La seule exception à cette règle a été le cours de Physique. La prof chargée de nous l’enseigner avait été malade et absente de nombreux mois au cours de la première année où cette matière entrait dans mon programme. Nous recevions alors de notre professeur de Biologie la consigne de lire, chacune pour soi, les chapitres du livre de Physique. La matière n’étant pas prédigérée par un professeur que j’aurais pu écouter avidement, je n’ai jamais pu assimiler les bases nécessaires pour suivre avec aisance les cours des années suivantes.
Mme A. jugeait les élèves qui ne comprenaient pas du premier coup comme étant totalement nulles et insipides. J’en fus pour mes frais le jour où j’ai osé lever mon doigt pour poser une question de compréhension au cours d’un de ses premiers cours. La classe a eu droit à une leçon tonitruante sur la « loi de la tartine à la confiture ». D’un ton sarcastique et désobligeant, elle nous rappela qu’il était nécessaire de connaître l’ensemble de la matière et qu’à l’examen, les élèves idiotes tombaient toujours immanquablement sur la question à laquelle elles ne pourraient pas répondre puisqu’elles n’avaient pas eu l’intelligence d’étudier et de comprendre l’ensemble de la matière jusque dans ses moindres détails. Son manque de respect et son attitude eurent comme conséquences une détestation mutuelle immédiate. Sentiment qui n’a plus jamais permis à mon cerveau de me brancher et de me concentrer dans sa classe comme je le faisais pourtant si passionnément, si joyeusement et avec tant de bonheur pour tous les autres cours !
En troisième année, c’est-à-dire au cours de ma quatrième année secondaire car à cette époque on comptait à l’envers ; on commençait en 6ème latine ou moderne. Puis on passait en cinquième et on commençait à s’orienter vers latin-grec ou latin-sciences ou latin-math. Dans mon école, il n’y avait pas assez d’élèves pour ouvrir une section latin-math, c’est ainsi que j’ai été aiguillée, par défaut et après un détour d’une année par les latin-grec, vers les latin-sciences ; en troisième année donc, j’ai demandé à mes parents de changer d’école pour terminer mes deux dernières années secondaires dans une école néerlandophone car je voulais devenir parfaitement bilingue. Hélas, déjà à cette époque, les circuits étaient très verrouillés et il n’était pas possible de changer de régime linguistique en cours de cycle.
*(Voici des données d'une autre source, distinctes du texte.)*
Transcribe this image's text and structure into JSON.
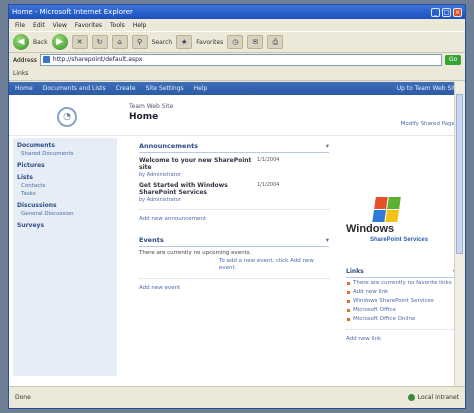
{
  "window": {
    "title": "Home - Microsoft Internet Explorer"
  },
  "menu": [
    "File",
    "Edit",
    "View",
    "Favorites",
    "Tools",
    "Help"
  ],
  "toolbar": {
    "back": "Back",
    "search": "Search",
    "favorites": "Favorites"
  },
  "address": {
    "label": "Address",
    "url": "http://sharepoint/default.aspx",
    "go": "Go"
  },
  "links": {
    "label": "Links"
  },
  "sharepoint": {
    "topnav": [
      "Home",
      "Documents and Lists",
      "Create",
      "Site Settings",
      "Help"
    ],
    "topnav_right": "Up to Team Web Site",
    "breadcrumb": "Team Web Site",
    "page_title": "Home",
    "modify_link": "Modify Shared Page",
    "leftnav": [
      {
        "heading": "Documents",
        "items": [
          "Shared Documents"
        ]
      },
      {
        "heading": "Pictures",
        "items": []
      },
      {
        "heading": "Lists",
        "items": [
          "Contacts",
          "Tasks"
        ]
      },
      {
        "heading": "Discussions",
        "items": [
          "General Discussion"
        ]
      },
      {
        "heading": "Surveys",
        "items": []
      }
    ],
    "announcements": {
      "title": "Announcements",
      "items": [
        {
          "title": "Welcome to your new SharePoint site",
          "by": "by Administrator",
          "date": "1/1/2004"
        },
        {
          "title": "Get Started with Windows SharePoint Services",
          "by": "by Administrator",
          "date": "1/1/2004"
        }
      ],
      "add": "Add new announcement"
    },
    "events": {
      "title": "Events",
      "empty": "There are currently no upcoming events.",
      "note": "To add a new event, click Add new event.",
      "add": "Add new event"
    },
    "logo": {
      "line1": "Windows",
      "line2": "SharePoint Services"
    },
    "links": {
      "title": "Links",
      "items": [
        "There are currently no favorite links",
        "Add new link",
        "Windows SharePoint Services",
        "Microsoft Office",
        "Microsoft Office Online"
      ],
      "add": "Add new link"
    }
  },
  "status": {
    "left": "Done",
    "zone": "Local intranet"
  }
}
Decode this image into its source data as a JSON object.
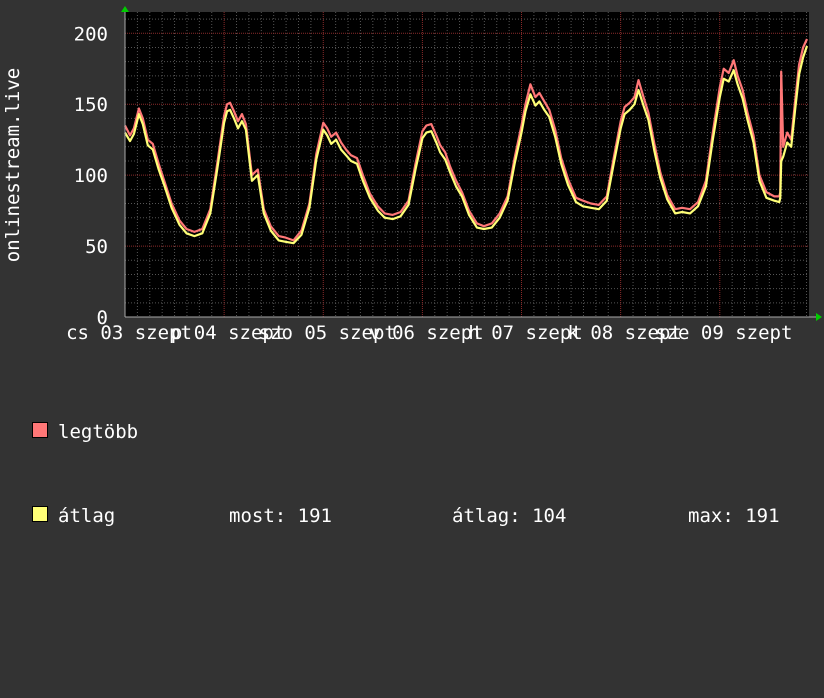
{
  "chart_data": {
    "type": "line",
    "ylabel": "onlinestream.live",
    "ylim": [
      0,
      215
    ],
    "yticks": [
      0,
      50,
      100,
      150,
      200
    ],
    "xlim": [
      0,
      6.9
    ],
    "xtick_labels": [
      {
        "x": 0.0,
        "label": "cs 03 szept"
      },
      {
        "x": 1.0,
        "label": "p 04 szept"
      },
      {
        "x": 2.0,
        "label": "szo 05 szept"
      },
      {
        "x": 3.0,
        "label": "v 06 szept"
      },
      {
        "x": 4.0,
        "label": "h 07 szept"
      },
      {
        "x": 5.0,
        "label": "k 08 szept"
      },
      {
        "x": 6.0,
        "label": "sze 09 szept"
      }
    ],
    "grid": true,
    "colors": {
      "max": "#ff7777",
      "avg": "#ffff77",
      "grid_major": "#8a2a2a",
      "grid_minor": "#555555",
      "axis": "#aaaaaa",
      "plot_bg": "#000000",
      "arrow": "#00cc00"
    },
    "series": [
      {
        "name": "legtöbb",
        "color": "#ff7777",
        "x": [
          0.0,
          0.05,
          0.09,
          0.14,
          0.18,
          0.23,
          0.28,
          0.34,
          0.4,
          0.47,
          0.55,
          0.62,
          0.7,
          0.78,
          0.86,
          0.93,
          1.0,
          1.03,
          1.06,
          1.1,
          1.14,
          1.18,
          1.22,
          1.28,
          1.34,
          1.4,
          1.47,
          1.55,
          1.62,
          1.7,
          1.78,
          1.86,
          1.93,
          2.0,
          2.04,
          2.08,
          2.13,
          2.18,
          2.23,
          2.28,
          2.34,
          2.4,
          2.47,
          2.55,
          2.62,
          2.7,
          2.78,
          2.86,
          2.93,
          3.0,
          3.04,
          3.09,
          3.14,
          3.18,
          3.23,
          3.28,
          3.34,
          3.4,
          3.47,
          3.55,
          3.62,
          3.7,
          3.78,
          3.86,
          3.93,
          4.0,
          4.04,
          4.09,
          4.14,
          4.18,
          4.23,
          4.28,
          4.34,
          4.4,
          4.47,
          4.55,
          4.62,
          4.7,
          4.78,
          4.86,
          4.93,
          5.0,
          5.04,
          5.09,
          5.14,
          5.18,
          5.23,
          5.28,
          5.34,
          5.4,
          5.47,
          5.55,
          5.62,
          5.7,
          5.78,
          5.86,
          5.93,
          6.0,
          6.04,
          6.09,
          6.14,
          6.18,
          6.23,
          6.28,
          6.34,
          6.4,
          6.47,
          6.55,
          6.6,
          6.61,
          6.62,
          6.64,
          6.68,
          6.72,
          6.76,
          6.8,
          6.84,
          6.88
        ],
        "y": [
          135,
          128,
          133,
          147,
          140,
          125,
          122,
          108,
          95,
          80,
          68,
          62,
          60,
          62,
          76,
          108,
          142,
          150,
          151,
          145,
          138,
          143,
          136,
          100,
          104,
          76,
          64,
          57,
          56,
          54,
          61,
          80,
          115,
          137,
          133,
          127,
          130,
          123,
          118,
          114,
          112,
          100,
          87,
          78,
          73,
          72,
          74,
          82,
          108,
          131,
          135,
          136,
          128,
          121,
          116,
          106,
          96,
          88,
          75,
          66,
          64,
          66,
          73,
          85,
          112,
          135,
          150,
          164,
          155,
          158,
          152,
          146,
          132,
          112,
          97,
          84,
          82,
          80,
          79,
          85,
          112,
          138,
          148,
          151,
          155,
          167,
          155,
          144,
          122,
          102,
          86,
          76,
          77,
          76,
          81,
          96,
          130,
          162,
          175,
          172,
          181,
          170,
          160,
          144,
          128,
          100,
          88,
          85,
          85,
          88,
          173,
          120,
          130,
          125,
          152,
          178,
          190,
          196
        ]
      },
      {
        "name": "átlag",
        "color": "#ffff77",
        "x": [
          0.0,
          0.05,
          0.09,
          0.14,
          0.18,
          0.23,
          0.28,
          0.34,
          0.4,
          0.47,
          0.55,
          0.62,
          0.7,
          0.78,
          0.86,
          0.93,
          1.0,
          1.03,
          1.06,
          1.1,
          1.14,
          1.18,
          1.22,
          1.28,
          1.34,
          1.4,
          1.47,
          1.55,
          1.62,
          1.7,
          1.78,
          1.86,
          1.93,
          2.0,
          2.04,
          2.08,
          2.13,
          2.18,
          2.23,
          2.28,
          2.34,
          2.4,
          2.47,
          2.55,
          2.62,
          2.7,
          2.78,
          2.86,
          2.93,
          3.0,
          3.04,
          3.09,
          3.14,
          3.18,
          3.23,
          3.28,
          3.34,
          3.4,
          3.47,
          3.55,
          3.62,
          3.7,
          3.78,
          3.86,
          3.93,
          4.0,
          4.04,
          4.09,
          4.14,
          4.18,
          4.23,
          4.28,
          4.34,
          4.4,
          4.47,
          4.55,
          4.62,
          4.7,
          4.78,
          4.86,
          4.93,
          5.0,
          5.04,
          5.09,
          5.14,
          5.18,
          5.23,
          5.28,
          5.34,
          5.4,
          5.47,
          5.55,
          5.62,
          5.7,
          5.78,
          5.86,
          5.93,
          6.0,
          6.04,
          6.09,
          6.14,
          6.18,
          6.23,
          6.28,
          6.34,
          6.4,
          6.47,
          6.55,
          6.6,
          6.61,
          6.62,
          6.64,
          6.68,
          6.72,
          6.76,
          6.8,
          6.84,
          6.88
        ],
        "y": [
          130,
          124,
          129,
          143,
          136,
          121,
          118,
          104,
          92,
          77,
          65,
          59,
          57,
          59,
          73,
          104,
          137,
          145,
          146,
          140,
          133,
          138,
          132,
          96,
          100,
          73,
          61,
          54,
          53,
          52,
          58,
          77,
          111,
          132,
          128,
          122,
          125,
          118,
          114,
          110,
          108,
          96,
          84,
          75,
          70,
          69,
          71,
          79,
          104,
          126,
          130,
          131,
          123,
          116,
          111,
          102,
          92,
          85,
          72,
          63,
          62,
          63,
          70,
          82,
          108,
          130,
          145,
          157,
          149,
          152,
          146,
          141,
          127,
          108,
          93,
          81,
          78,
          77,
          76,
          82,
          108,
          133,
          143,
          146,
          150,
          160,
          149,
          139,
          117,
          98,
          83,
          73,
          74,
          73,
          78,
          92,
          125,
          155,
          168,
          166,
          174,
          164,
          154,
          139,
          123,
          96,
          84,
          82,
          81,
          84,
          110,
          113,
          123,
          120,
          146,
          171,
          183,
          191
        ]
      }
    ]
  },
  "legend": {
    "items": [
      {
        "label": "legtöbb",
        "color": "#ff7777"
      },
      {
        "label": "átlag",
        "color": "#ffff77"
      }
    ],
    "stats": {
      "now": "most: 191",
      "avg": "átlag: 104",
      "max": "max: 191"
    }
  }
}
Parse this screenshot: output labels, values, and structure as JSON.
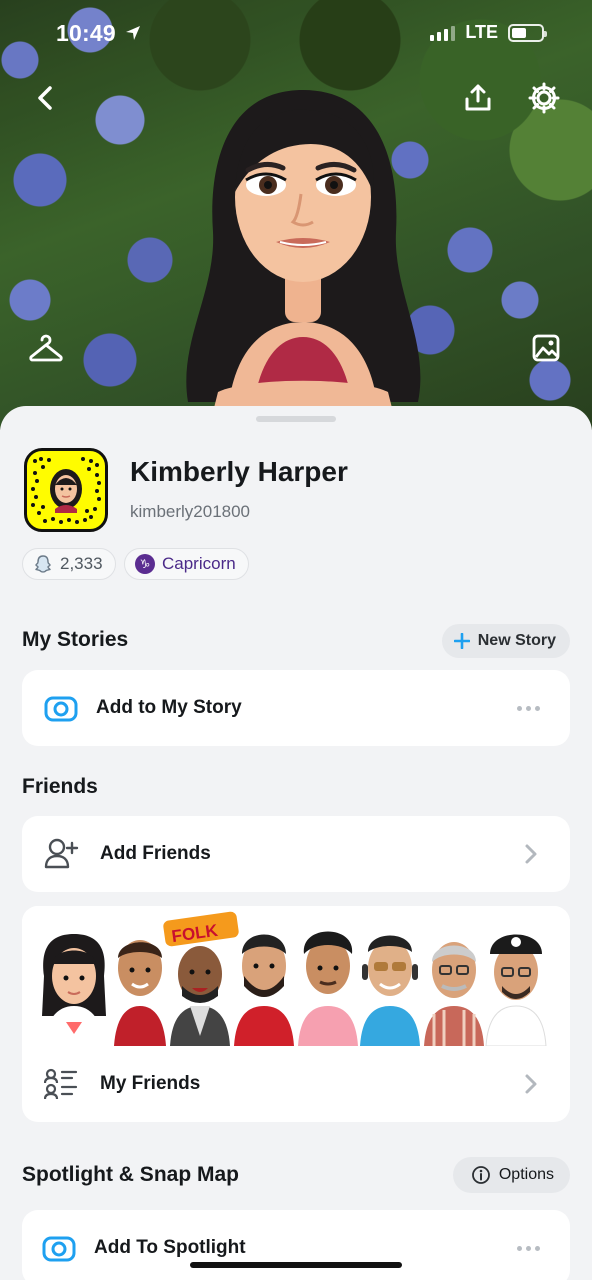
{
  "status_bar": {
    "time": "10:49",
    "network": "LTE"
  },
  "profile": {
    "name": "Kimberly Harper",
    "username": "kimberly201800",
    "snap_score": "2,333",
    "zodiac": "Capricorn",
    "zodiac_symbol": "♑"
  },
  "my_stories": {
    "title": "My Stories",
    "new_story_label": "New Story",
    "add_story_label": "Add to My Story"
  },
  "friends": {
    "title": "Friends",
    "add_friends_label": "Add Friends",
    "my_friends_label": "My Friends",
    "banner_text": "FOLK"
  },
  "spotlight": {
    "title": "Spotlight & Snap Map",
    "options_label": "Options",
    "add_spotlight_label": "Add To Spotlight"
  },
  "colors": {
    "snap_yellow": "#fffc00",
    "accent_blue": "#1ea0f0",
    "zodiac_purple": "#5b2d91"
  }
}
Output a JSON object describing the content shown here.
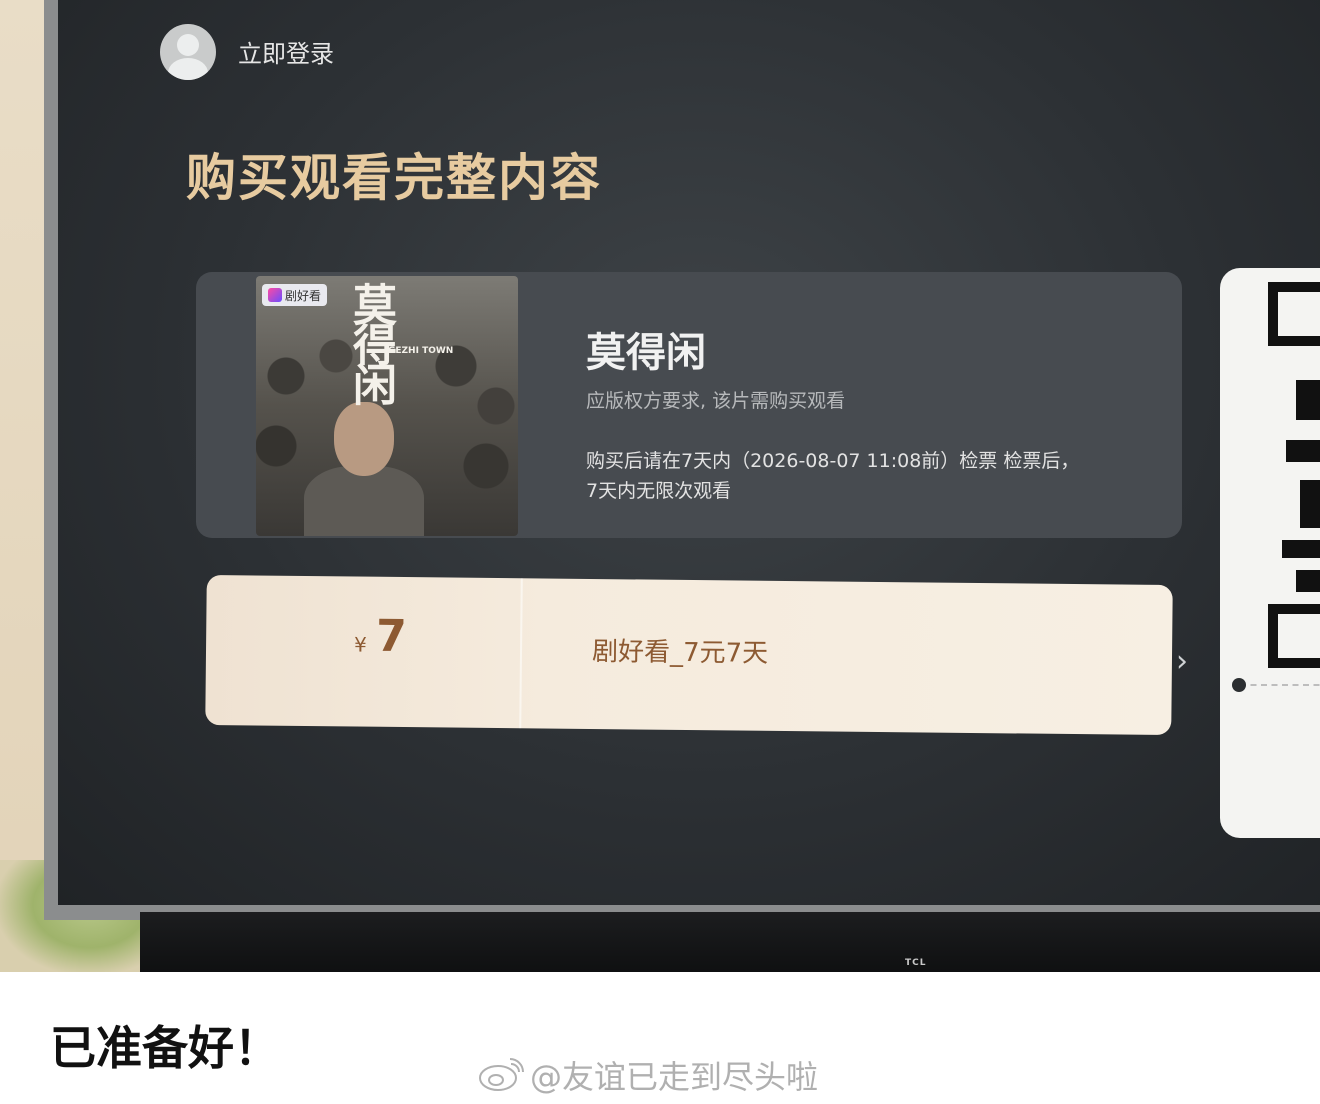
{
  "header": {
    "login_label": "立即登录"
  },
  "page": {
    "title": "购买观看完整内容"
  },
  "movie": {
    "poster_badge": "剧好看",
    "poster_title": "莫得闲",
    "poster_en": "GEZHI TOWN",
    "title": "莫得闲",
    "notice": "应版权方要求, 该片需购买观看",
    "detail": "购买后请在7天内（2026-08-07 11:08前）检票 检票后，7天内无限次观看"
  },
  "purchase": {
    "currency_symbol": "¥",
    "price": "7",
    "package_name": "剧好看_7元7天",
    "next_arrow": "›"
  },
  "device": {
    "brand": "TCL"
  },
  "post": {
    "caption": "已准备好！",
    "watermark": "@友谊已走到尽头啦"
  },
  "colors": {
    "title_gold": "#e7cba0",
    "price_brown": "#8d5a32",
    "screen_bg": "#2c3034"
  }
}
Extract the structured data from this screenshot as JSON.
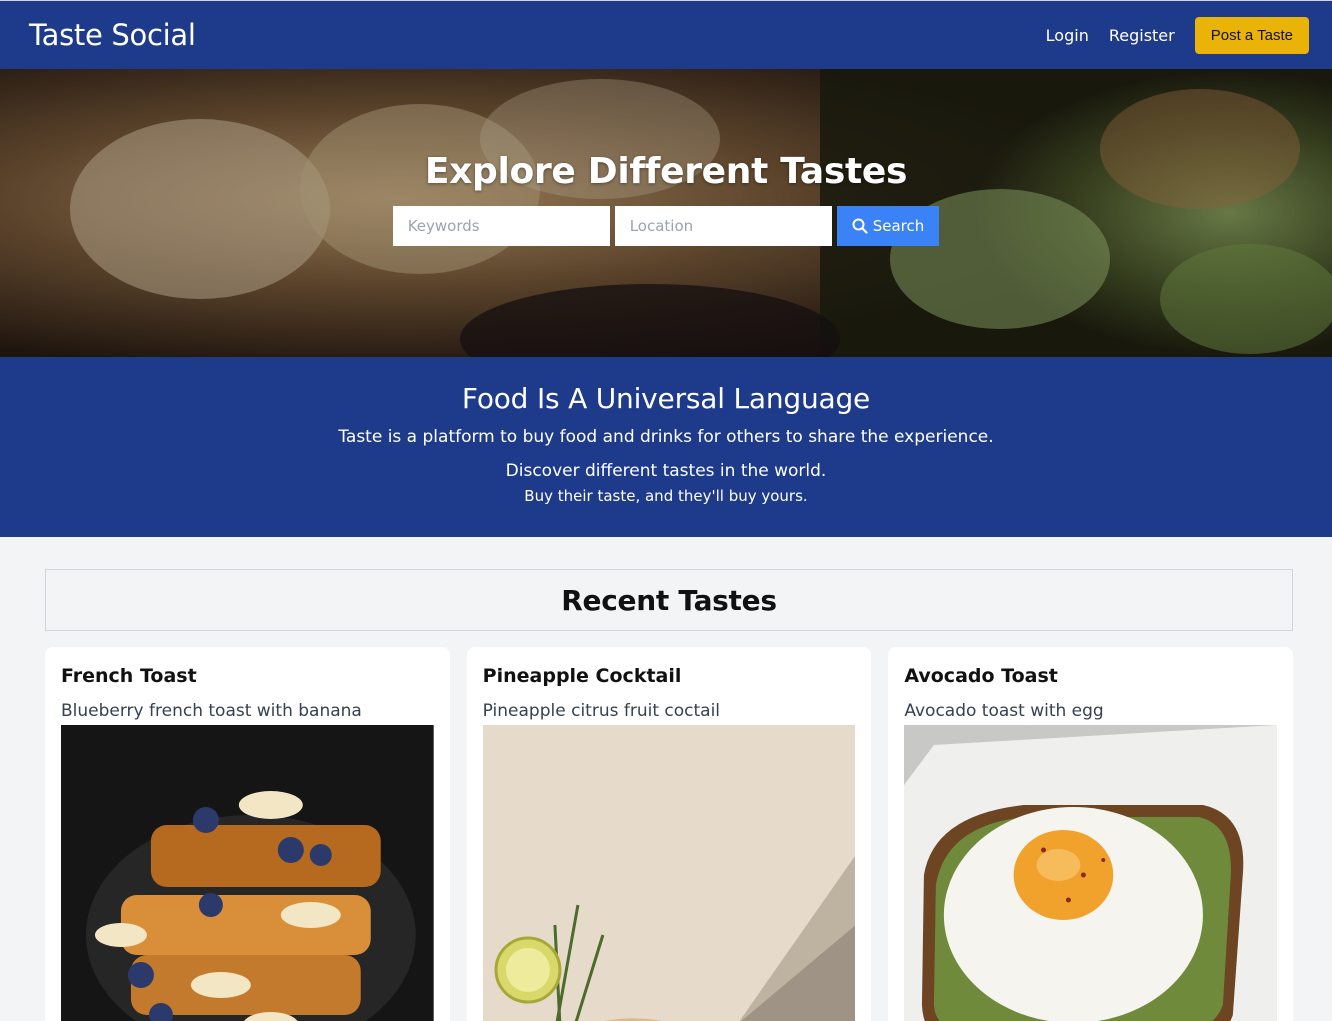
{
  "navbar": {
    "brand": "Taste Social",
    "login": "Login",
    "register": "Register",
    "post_button": "Post a Taste"
  },
  "hero": {
    "title": "Explore Different Tastes",
    "keywords_placeholder": "Keywords",
    "location_placeholder": "Location",
    "search_label": "Search"
  },
  "about": {
    "title": "Food Is A Universal Language",
    "line1": "Taste is a platform to buy food and drinks for others to share the experience.",
    "line2": "Discover different tastes in the world.",
    "line3": "Buy their taste, and they'll buy yours."
  },
  "recent": {
    "title": "Recent Tastes",
    "cards": [
      {
        "title": "French Toast",
        "description": "Blueberry french toast with banana",
        "image": "french-toast-photo"
      },
      {
        "title": "Pineapple Cocktail",
        "description": "Pineapple citrus fruit coctail",
        "image": "cocktail-photo"
      },
      {
        "title": "Avocado Toast",
        "description": "Avocado toast with egg",
        "image": "avocado-toast-photo"
      }
    ]
  },
  "colors": {
    "primary": "#1e3a8a",
    "accent": "#eab308",
    "search_button": "#3b82f6",
    "background": "#f3f4f6"
  }
}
Sauf cas de force majeure si par exemple mes deux parents déménageaient au fin fond de la Flandre. Or à l’époque, l’enseignement secondaire comportait deux cycles de 3 années et non 3 cycles de 2 années comme maintenant. Si je voulais changer de régime linguistique, je devrais recommencer ma troisième.
Je me rappelle très bien que je me suis sentie entravée dans ma liberté de choix et j’ai senti confusément que la Belgique était sur une bien mauvaise pente. Dans mon esprit, être belge était une chance inouïe et vivre en Belgique une source de richesses culturelles immense dont il fallait jouir sans relâche. J’ai alors pris la tangente en reportant la décision de me lancer dans une immersion complète en néerlandais à… après mes études secondaires et en choisissant le néerlandais comme matière pour l’examen de maturité que nous devions présenter en fin de rhétorique pour nous ouvrir les portes de l’enseignement supérieur.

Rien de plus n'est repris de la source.